While traditional bluegrass is usually associated with the American South, the genre has surely found a safe and loving Canadian home in the form of Calgary-born singer/songwriter Bella White.  Armed with a piercing voice, edged with teardrops, White’s debut album Just Like Leaving, rings out as a coming of age anthem.  The twenty year-old singer/songwriter and instrumentalist shys away from modern and fussy arrangements, and instead brings a traditional style of music into the contemporary moment by personalizing it to her own experiences.  “I want people my age to hear my music, and think, actually Bluegrass is kind of cool”, she says.  Throughout Just Like Leaving, White finds her strength in leaving home for the first time, with songs of heartbreak and loneliness that demonstrate both an old soul and a young heart.

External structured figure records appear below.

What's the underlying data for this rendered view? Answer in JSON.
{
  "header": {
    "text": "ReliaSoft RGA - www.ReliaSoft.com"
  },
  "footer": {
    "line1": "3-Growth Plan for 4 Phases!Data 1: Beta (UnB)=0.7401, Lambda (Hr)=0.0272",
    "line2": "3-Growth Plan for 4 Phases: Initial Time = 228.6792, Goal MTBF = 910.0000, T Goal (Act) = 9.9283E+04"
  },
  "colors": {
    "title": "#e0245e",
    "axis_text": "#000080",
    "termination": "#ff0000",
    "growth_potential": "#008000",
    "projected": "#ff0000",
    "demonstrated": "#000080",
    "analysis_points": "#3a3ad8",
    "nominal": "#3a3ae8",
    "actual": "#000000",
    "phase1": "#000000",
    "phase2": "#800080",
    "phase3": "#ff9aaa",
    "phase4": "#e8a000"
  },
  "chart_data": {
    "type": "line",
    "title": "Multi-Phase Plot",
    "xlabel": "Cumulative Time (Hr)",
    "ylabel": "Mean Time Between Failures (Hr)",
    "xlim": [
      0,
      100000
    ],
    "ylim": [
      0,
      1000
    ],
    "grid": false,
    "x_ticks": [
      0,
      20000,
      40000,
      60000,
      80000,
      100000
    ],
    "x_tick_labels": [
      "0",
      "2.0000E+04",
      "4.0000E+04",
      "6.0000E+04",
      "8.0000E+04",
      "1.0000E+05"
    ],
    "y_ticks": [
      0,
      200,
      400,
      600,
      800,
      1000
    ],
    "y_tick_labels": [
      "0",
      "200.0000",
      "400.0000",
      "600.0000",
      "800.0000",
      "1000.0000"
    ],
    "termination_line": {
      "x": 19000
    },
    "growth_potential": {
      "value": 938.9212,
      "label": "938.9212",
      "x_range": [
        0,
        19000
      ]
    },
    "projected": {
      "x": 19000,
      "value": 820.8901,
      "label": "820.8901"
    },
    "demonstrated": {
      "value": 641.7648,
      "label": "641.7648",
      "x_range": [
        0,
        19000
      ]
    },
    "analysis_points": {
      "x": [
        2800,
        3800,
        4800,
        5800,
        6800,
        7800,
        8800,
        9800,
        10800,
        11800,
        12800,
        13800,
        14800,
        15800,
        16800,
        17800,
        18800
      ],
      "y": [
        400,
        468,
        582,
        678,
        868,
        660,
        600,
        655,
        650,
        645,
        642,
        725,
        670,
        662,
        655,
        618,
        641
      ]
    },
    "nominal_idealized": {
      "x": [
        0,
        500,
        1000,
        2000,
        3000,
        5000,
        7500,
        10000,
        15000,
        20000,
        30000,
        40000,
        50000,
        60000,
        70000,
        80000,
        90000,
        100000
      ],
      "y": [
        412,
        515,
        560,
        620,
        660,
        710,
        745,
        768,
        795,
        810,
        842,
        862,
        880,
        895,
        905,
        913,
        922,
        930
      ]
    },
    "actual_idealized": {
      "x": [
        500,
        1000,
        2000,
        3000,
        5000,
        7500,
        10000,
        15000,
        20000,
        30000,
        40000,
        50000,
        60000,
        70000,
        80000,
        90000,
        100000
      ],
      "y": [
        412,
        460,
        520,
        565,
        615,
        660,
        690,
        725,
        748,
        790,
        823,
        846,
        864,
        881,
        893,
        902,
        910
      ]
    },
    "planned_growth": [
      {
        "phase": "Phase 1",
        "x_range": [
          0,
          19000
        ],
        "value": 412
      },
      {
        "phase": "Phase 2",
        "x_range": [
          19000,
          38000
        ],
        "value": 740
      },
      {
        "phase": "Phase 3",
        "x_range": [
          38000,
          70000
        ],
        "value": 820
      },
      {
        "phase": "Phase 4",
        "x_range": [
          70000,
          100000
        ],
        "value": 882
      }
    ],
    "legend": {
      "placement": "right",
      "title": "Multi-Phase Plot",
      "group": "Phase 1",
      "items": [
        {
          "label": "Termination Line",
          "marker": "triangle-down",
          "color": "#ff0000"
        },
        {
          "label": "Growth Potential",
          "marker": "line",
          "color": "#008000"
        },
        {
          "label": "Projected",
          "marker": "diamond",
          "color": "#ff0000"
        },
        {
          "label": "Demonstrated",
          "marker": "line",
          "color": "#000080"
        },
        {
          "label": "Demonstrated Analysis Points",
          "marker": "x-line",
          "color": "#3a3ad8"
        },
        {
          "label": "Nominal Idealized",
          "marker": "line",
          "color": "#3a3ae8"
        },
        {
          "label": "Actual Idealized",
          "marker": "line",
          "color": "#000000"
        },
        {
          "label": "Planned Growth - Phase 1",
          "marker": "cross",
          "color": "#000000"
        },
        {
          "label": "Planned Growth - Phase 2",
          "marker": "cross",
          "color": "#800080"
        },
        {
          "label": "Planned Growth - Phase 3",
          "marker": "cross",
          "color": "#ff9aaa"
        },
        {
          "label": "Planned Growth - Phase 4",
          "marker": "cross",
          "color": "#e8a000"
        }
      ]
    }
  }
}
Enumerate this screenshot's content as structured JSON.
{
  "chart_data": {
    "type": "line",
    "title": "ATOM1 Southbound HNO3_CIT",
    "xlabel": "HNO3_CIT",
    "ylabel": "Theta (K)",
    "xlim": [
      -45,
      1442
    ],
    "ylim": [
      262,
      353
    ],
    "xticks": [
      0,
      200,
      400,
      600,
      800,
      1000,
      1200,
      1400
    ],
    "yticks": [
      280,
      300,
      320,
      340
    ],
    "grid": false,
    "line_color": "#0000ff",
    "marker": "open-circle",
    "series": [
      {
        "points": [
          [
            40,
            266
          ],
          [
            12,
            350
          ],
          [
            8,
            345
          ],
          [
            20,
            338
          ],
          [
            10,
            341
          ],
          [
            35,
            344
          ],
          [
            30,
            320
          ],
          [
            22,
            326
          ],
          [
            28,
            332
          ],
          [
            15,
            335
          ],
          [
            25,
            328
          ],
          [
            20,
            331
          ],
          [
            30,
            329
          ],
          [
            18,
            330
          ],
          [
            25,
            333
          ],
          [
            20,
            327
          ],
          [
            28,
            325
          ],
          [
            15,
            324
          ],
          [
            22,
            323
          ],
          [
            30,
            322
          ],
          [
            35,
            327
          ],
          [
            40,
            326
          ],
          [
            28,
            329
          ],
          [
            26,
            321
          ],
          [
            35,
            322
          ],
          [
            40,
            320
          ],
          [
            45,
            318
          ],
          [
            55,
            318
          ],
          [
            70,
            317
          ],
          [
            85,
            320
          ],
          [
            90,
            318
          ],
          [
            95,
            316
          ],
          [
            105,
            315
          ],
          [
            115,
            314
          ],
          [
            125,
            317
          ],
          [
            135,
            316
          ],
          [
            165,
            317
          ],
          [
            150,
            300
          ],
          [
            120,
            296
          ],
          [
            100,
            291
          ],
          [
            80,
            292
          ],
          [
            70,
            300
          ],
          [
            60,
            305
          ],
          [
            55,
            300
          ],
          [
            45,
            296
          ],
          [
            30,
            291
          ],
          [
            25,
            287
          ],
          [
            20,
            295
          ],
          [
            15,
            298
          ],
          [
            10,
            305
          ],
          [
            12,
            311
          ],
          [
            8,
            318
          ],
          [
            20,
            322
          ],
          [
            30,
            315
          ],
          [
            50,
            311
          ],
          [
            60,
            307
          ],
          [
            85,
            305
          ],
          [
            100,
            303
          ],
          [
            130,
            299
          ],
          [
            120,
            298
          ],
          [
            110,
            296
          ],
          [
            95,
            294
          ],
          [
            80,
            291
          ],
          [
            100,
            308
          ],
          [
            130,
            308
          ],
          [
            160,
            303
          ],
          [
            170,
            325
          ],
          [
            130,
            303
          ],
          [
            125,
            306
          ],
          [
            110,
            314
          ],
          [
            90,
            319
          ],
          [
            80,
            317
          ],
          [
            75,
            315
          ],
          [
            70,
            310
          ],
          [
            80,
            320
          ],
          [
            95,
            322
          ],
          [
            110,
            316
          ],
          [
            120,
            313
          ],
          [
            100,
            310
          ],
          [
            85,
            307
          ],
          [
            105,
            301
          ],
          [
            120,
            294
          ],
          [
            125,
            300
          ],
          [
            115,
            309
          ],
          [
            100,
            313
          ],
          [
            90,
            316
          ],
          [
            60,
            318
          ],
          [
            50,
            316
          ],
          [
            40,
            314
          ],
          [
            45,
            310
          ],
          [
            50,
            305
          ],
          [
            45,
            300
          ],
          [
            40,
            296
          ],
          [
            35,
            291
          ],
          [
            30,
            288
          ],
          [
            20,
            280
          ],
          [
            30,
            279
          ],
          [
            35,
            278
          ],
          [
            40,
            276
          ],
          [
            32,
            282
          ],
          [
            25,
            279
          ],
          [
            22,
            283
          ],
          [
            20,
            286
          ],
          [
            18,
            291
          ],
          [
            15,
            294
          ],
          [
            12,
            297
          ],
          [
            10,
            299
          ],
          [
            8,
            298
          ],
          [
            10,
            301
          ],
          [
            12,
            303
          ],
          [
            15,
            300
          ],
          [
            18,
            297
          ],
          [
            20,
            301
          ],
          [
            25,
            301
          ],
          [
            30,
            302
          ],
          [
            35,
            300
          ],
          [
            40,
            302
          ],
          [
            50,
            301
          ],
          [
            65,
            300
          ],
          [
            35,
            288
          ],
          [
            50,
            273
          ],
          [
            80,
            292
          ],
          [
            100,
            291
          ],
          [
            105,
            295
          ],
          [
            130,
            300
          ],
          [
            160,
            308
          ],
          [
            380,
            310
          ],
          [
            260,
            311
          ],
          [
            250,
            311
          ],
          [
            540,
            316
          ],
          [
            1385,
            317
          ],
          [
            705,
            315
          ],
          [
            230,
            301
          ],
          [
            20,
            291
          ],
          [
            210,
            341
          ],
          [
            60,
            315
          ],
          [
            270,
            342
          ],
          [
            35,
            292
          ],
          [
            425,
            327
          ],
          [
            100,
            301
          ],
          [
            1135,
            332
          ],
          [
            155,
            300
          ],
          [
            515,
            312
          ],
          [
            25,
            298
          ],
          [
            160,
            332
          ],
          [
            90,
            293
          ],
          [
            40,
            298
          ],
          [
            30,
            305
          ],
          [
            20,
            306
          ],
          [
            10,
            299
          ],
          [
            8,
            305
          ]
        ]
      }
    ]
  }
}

Produced by fiddle player Patrick M’Gonigle (The Lonely Heartstring Band), Just Like Leaving, was recorded and mixed by Grammy-winning engineer Dave Sinko at Gilford Sound Studios in Vermont.  White’s frequent collaborators Reed Stutz (Mandolin, harmony vocals), Julian Pinnelli (Fiddle, harmony vocals), and Alan Mackie (Bass) create a weaving, textured landscape from which White’s no-nonsense voice takes off.  White sights The Stanley Brother’s as one of her biggest vocal influences, and her love of harmony singing is on full display throughout the album.  On Just Like Leaving, White has shown herself to be a star student of the bluegrass genre, with something new to bring to the table.  Her ability to translate modern experience to an old sound is seamless and compelling, and permeates the boundaries of a regional genre with authentic singing and songwriting.

Rachel Sumner & Traveling Light

Fresh off a first place win at the 2023 Thomas Point Beach Bluegrass Festival band competition, Rachel Sumner & Traveling Light have been captivating audiences throughout the northeast. With songs as sweet and biting as the nectar and venom in her voice, Sumner’s lyric-forward writing and penchant for snaking chord progressions demand something far beyond folk conventions, highlighting the acrobatic range of her brilliant bandmates Kat Wallace (fiddle) and Mike Siegel (upright bass).

Sumner is no stranger to the stage. She spent her early career on the bluegrass circuit, singing and writing with the genre-bending roots group Twisted Pine. Since setting out on her own, Sumner’s songs have been critically acclaimed: winning the 2021 John Lennon Award in the folk category for her song “Radium Girls (Curie Eleison);” earning a spot in the Kerrville New Folk Competition; and being chosen four consecutive years as one of the top Massachusetts entries in NPR’s Tiny Desk Competition.

Rachel Sumner will be releasing her new album Heartless Things in May, 2024.